Reuters reports:
The U.S. Supreme Court delivered a blow to the rights of workers on Monday by allowing companies to require them to sign away their ability to bring class-action claims against management, agreements already in place for about 25 million employees.
The justices, in a 5-4 ruling with the court’s conservatives in the majority, endorsed the legality of the growing practice by companies to compel workers to sign arbitration agreements waiving their right to bring class-action claims on issues such as overtime wages or gender-based pay disparities either in court or before private arbitrators.
President Donald Trump’s administration last year reversed the government’s stance in the case, siding with the companies after former President Barack Obama’s administration had supported a U.S. National Labor Relations Board decision invalidating such employment agreements.
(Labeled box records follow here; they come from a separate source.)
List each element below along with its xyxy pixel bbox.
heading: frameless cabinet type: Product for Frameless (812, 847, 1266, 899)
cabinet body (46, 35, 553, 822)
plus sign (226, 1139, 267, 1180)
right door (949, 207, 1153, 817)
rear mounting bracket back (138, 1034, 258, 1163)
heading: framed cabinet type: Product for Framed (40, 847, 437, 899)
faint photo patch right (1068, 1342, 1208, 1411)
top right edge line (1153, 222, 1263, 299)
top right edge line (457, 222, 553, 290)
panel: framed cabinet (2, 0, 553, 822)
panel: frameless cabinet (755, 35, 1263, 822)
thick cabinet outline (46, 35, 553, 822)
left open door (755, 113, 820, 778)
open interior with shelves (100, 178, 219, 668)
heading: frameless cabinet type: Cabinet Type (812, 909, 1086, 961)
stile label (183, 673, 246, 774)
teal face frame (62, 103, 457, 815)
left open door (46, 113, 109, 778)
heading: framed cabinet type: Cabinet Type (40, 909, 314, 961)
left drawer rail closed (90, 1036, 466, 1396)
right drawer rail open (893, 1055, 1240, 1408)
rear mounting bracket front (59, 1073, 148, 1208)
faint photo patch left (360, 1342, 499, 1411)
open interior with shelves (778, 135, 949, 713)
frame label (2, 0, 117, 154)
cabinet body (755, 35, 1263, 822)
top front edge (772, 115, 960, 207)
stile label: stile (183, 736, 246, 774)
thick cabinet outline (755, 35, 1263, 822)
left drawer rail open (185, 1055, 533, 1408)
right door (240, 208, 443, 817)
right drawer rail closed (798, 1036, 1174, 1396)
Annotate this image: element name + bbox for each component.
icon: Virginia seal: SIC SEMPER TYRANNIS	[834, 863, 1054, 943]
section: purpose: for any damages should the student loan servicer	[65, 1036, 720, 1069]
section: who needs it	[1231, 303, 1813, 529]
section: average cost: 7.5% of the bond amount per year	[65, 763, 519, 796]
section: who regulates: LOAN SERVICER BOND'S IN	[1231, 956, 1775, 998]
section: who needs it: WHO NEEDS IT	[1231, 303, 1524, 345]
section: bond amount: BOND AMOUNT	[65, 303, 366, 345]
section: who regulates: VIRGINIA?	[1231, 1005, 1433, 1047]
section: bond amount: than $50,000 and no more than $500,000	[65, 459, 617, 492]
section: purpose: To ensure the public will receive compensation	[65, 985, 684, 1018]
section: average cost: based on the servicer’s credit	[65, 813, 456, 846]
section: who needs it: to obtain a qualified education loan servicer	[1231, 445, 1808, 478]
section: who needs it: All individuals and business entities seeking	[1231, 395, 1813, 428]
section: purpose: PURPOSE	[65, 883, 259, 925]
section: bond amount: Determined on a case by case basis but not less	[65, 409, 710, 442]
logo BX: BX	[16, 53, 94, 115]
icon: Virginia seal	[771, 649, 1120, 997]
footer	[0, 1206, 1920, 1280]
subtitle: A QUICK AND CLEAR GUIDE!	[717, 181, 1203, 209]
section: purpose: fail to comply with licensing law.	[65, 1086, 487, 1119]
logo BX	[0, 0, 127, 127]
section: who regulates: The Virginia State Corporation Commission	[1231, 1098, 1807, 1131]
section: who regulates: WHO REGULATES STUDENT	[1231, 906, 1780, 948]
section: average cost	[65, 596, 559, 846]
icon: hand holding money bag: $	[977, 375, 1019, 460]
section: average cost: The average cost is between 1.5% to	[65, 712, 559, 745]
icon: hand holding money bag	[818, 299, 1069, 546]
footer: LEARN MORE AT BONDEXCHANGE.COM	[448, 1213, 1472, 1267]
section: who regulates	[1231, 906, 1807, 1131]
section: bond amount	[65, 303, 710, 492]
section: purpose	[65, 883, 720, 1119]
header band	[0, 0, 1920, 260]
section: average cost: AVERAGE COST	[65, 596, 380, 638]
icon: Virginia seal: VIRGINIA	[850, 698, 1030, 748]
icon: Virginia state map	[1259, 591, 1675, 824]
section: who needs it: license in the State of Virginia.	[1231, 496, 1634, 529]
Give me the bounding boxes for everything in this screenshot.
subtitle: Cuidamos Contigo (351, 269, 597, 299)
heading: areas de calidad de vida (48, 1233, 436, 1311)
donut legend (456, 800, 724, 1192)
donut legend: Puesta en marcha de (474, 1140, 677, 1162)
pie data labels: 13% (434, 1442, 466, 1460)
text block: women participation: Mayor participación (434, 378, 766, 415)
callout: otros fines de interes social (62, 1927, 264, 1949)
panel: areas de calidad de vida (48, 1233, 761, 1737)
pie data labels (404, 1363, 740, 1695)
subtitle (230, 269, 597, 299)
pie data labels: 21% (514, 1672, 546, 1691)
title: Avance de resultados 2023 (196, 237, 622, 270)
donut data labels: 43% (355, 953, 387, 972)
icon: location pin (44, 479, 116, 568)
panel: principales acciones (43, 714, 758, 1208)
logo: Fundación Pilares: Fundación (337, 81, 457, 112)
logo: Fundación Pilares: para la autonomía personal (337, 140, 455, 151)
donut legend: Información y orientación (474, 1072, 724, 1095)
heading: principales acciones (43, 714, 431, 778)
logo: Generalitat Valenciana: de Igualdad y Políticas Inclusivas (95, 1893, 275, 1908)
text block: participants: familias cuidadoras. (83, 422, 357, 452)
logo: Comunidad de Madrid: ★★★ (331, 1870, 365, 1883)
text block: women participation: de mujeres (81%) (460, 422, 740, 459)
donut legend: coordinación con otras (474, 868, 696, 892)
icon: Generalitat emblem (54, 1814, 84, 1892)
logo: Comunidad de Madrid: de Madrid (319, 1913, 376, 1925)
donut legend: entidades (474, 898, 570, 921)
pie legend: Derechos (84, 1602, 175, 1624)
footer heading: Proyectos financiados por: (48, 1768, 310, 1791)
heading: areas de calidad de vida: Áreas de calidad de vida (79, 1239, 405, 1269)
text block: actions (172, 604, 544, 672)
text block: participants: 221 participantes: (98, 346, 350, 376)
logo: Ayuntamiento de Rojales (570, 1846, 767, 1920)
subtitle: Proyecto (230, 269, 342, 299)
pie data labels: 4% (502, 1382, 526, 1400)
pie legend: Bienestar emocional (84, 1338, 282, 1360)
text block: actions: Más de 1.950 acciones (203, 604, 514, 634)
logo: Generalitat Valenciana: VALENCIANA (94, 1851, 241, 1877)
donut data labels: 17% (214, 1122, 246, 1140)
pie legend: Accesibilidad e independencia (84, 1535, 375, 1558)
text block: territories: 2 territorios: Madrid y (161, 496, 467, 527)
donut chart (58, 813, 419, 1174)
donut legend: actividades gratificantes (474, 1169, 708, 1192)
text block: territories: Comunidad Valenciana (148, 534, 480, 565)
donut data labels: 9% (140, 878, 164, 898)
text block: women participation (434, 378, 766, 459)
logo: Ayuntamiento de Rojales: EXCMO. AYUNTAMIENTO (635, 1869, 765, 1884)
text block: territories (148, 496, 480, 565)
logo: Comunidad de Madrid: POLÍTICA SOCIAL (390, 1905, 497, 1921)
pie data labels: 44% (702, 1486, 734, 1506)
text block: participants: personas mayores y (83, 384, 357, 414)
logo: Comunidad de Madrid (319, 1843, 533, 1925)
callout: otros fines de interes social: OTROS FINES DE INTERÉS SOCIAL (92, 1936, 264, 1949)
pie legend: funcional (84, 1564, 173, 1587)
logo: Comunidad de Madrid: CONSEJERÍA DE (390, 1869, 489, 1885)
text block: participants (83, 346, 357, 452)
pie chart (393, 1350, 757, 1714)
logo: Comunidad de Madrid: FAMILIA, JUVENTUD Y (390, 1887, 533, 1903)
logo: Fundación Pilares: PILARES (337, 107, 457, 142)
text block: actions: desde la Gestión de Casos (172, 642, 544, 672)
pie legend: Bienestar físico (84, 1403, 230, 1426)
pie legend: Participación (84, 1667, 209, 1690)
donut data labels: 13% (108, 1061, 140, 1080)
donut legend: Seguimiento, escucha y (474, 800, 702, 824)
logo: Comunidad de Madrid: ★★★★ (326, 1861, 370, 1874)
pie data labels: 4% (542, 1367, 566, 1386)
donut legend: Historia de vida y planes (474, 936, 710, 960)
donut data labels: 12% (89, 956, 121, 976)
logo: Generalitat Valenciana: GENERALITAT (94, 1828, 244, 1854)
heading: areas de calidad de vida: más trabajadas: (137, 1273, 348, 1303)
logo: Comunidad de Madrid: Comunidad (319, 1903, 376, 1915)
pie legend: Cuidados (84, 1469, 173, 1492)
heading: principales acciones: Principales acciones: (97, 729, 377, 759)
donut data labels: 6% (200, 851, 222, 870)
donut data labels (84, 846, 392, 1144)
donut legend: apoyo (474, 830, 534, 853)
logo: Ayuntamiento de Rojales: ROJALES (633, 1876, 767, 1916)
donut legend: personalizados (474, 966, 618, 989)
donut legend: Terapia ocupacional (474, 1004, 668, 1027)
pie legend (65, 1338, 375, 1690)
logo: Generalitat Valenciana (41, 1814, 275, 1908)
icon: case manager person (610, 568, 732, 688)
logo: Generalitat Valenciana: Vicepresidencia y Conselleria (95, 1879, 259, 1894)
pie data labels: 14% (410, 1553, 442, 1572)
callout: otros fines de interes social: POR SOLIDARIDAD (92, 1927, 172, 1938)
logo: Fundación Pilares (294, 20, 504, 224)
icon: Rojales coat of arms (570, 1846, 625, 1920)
An awful 5–4 decision in Epic Systems, written by Gorsuch, lets employers force their workers to sign agreements that shunt them into one-on-one arbitration, wiping out their ability to sue in federal court collectively. A massive blow to class actions. https://t.co/3YtdU3BI2Q
— Mark Joseph Stern (@mjs_DC) May 21, 2018
Gorsuch writes for a conservative majority. Ginsburg calls decision “egregiously wrong,” is reading her dissent from the bench. https://t.co/C8R5iYrHjv
— Angus Johnston (@studentactivism) May 21, 2018
1st decision from #SCOTUS is Epic. 5-4, upholding employers’ ability to use boilerplate contract language to bar class-action suits over workplace issues. Majority by Gorsuch sees no conflict with fed labor law.